Иван, пригнувшись с кресла, пронзительно глядел в лица захваченных, растерянно-яростные, недоуменные, разом побелевшие или покрасневшие от бессильного гнева.
- А прочих, - прибавил он громко, - что грабили те улицы и людей убивали, взять за приставы и в узилище посадить!
Григорий Тучин ощутил на предплечьях разом схватившие его с двух сторон твердые руки. Он тоже дернулся было, скорей от растерянности, чем от желания убежать, и ощутил острую боль - держали нешуточно.
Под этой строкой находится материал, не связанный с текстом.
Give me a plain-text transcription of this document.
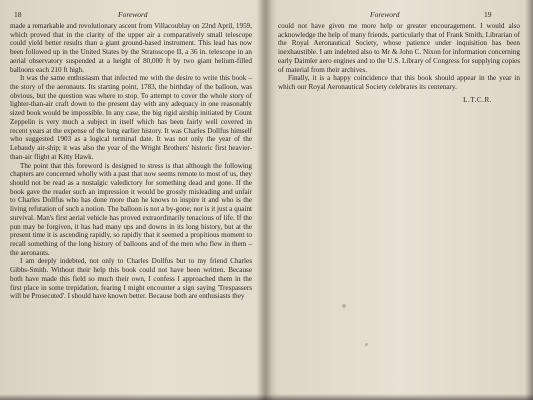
18	Foreword

made a remarkable and revolutionary ascent from Villacoublay on 22nd April, 1959, which proved that in the clarity of the upper air a comparatively small telescope could yield better results than a giant ground-based instrument. This lead has now been followed up in the United States by the Stratoscope II, a 36 in. telescope in an aerial observatory suspended at a height of 80,000 ft by two giant helium-filled balloons each 210 ft high.

It was the same enthusiasm that infected me with the desire to write this book – the story of the aeronauts. Its starting point, 1783, the birthday of the balloon, was obvious, but the question was where to stop. To attempt to cover the whole story of lighter-than-air craft down to the present day with any adequacy in one reasonably sized book would be impossible. In any case, the big rigid airship initiated by Count Zeppelin is very much a subject in itself which has been fairly well covered in recent years at the expense of the long earlier history. It was Charles Dollfus himself who suggested 1903 as a logical terminal date. It was not only the year of the Lebaudy air-ship; it was also the year of the Wright Brothers' historic first heavier-than-air flight at Kitty Hawk.

The point that this foreword is designed to stress is that although the following chapters are concerned wholly with a past that now seems remote to most of us, they should not be read as a nostalgic valedictory for something dead and gone. If the book gave the reader such an impression it would be grossly misleading and unfair to Charles Dollfus who has done more than he knows to inspire it and who is the living refutation of such a notion. The balloon is not a by-gone; nor is it just a quaint survival. Man's first aerial vehicle has proved extraordinarily tenacious of life. If the pun may be forgiven, it has had many ups and downs in its long history, but at the present time it is ascending rapidly, so rapidly that it seemed a propitious moment to recall something of the long history of balloons and of the men who flew in them – the aeronauts.

I am deeply indebted, not only to Charles Dollfus but to my friend Charles Gibbs-Smith. Without their help this book could not have been written. Because both have made this field so much their own, I confess I approached them in the first place in some trepidation, fearing I might encounter a sign saying 'Trespassers will be Prosecuted'. I should have known better. Because both are enthusiasts they

Foreword	19

could not have given me more help or greater encouragement. I would also acknowledge the help of many friends, particularly that of Frank Smith, Librarian of the Royal Aeronautical Society, whose patience under inquisition has been inexhaustible. I am indebted also to Mr & John C. Nixon for information concerning early Daimler aero engines and to the U.S. Library of Congress for supplying copies of material from their archives.

Finally, it is a happy coincidence that this book should appear in the year in which our Royal Aeronautical Society celebrates its centenary.

L.T.C.R.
Завороженно глядел Григорий то на князя Ивана, то на товарищей. Рядом с ним вязали руки Селезневу. Липкий пот выступил у Григория на спине под рубахой. Он не знал, как это страшно, вот так, просто и вдруг, быть схвачену по чужому приказу, разом лишиться воли, достоинства, гордости и даже свободы движений. Он понимал храбрость. Смертельный риск сечи и даже смерть в бою. Тогда, вечером, на Шелони, когда его выручил Савелков, он дрался, уже не чая остаться в живых, и мужество не изменило ему даже в тот час. Но теперь его впервые охватил страх, тошнотный и мерзкий. Чувствовать это бессилие, невозможность скинуть чужие руки, а паче того - духовное бессилие, бесправие свое, когда остаешься один и никто не поможет, никто не защитит, и не только неможно отбиться, но и права отбиваться ты лишен, ибо взят по суду, и свои, ближние, и те молчат или против - это было паче смерти, паче всего, мыслимого доднесь! Тучин стоял, дрожа и обливаясь холодным липким потом, и, не в силах унять эту дрожь беззащитного тела, ненавидел себя. Смертельно бледный, почти теряя сознание, он смотрел неотрывно-завороженно в блистающий взгляд Ивана Третьего, уже почти не видя и не слыша ничего иного вокруг и перед собой.
В палате поднялся недоуменный ропот. Даже жалобщики растерялись. Всех ошеломил скорый суд и скорое решение великого князя.
Но и то еще было не все. Иван, уже испытывая злое торжество, поискав, нашел глазами Немира и возгласил:
- А тебя, Иван Офонасов, и сына твоего Олферия видеть у себя не хочу, понеже ты и он мыслили датися за короля и отчину нашу, князей великих, Новгород, под короля литовского приводили!
Бледнея, Немир поворотился к выходу. Им дали только переступить порог. Тотчас к Ивану Офонасову подошел Василий Китай, а к Олферию - Юрий Шестак.
- Взяты именем государя нашего и великого князя Московского! - повелительно произнес Китай.
Немир обернулся затравленно. Кругом блестели обнаженные клинки московских дворян. Сопротивляться было бесполезно.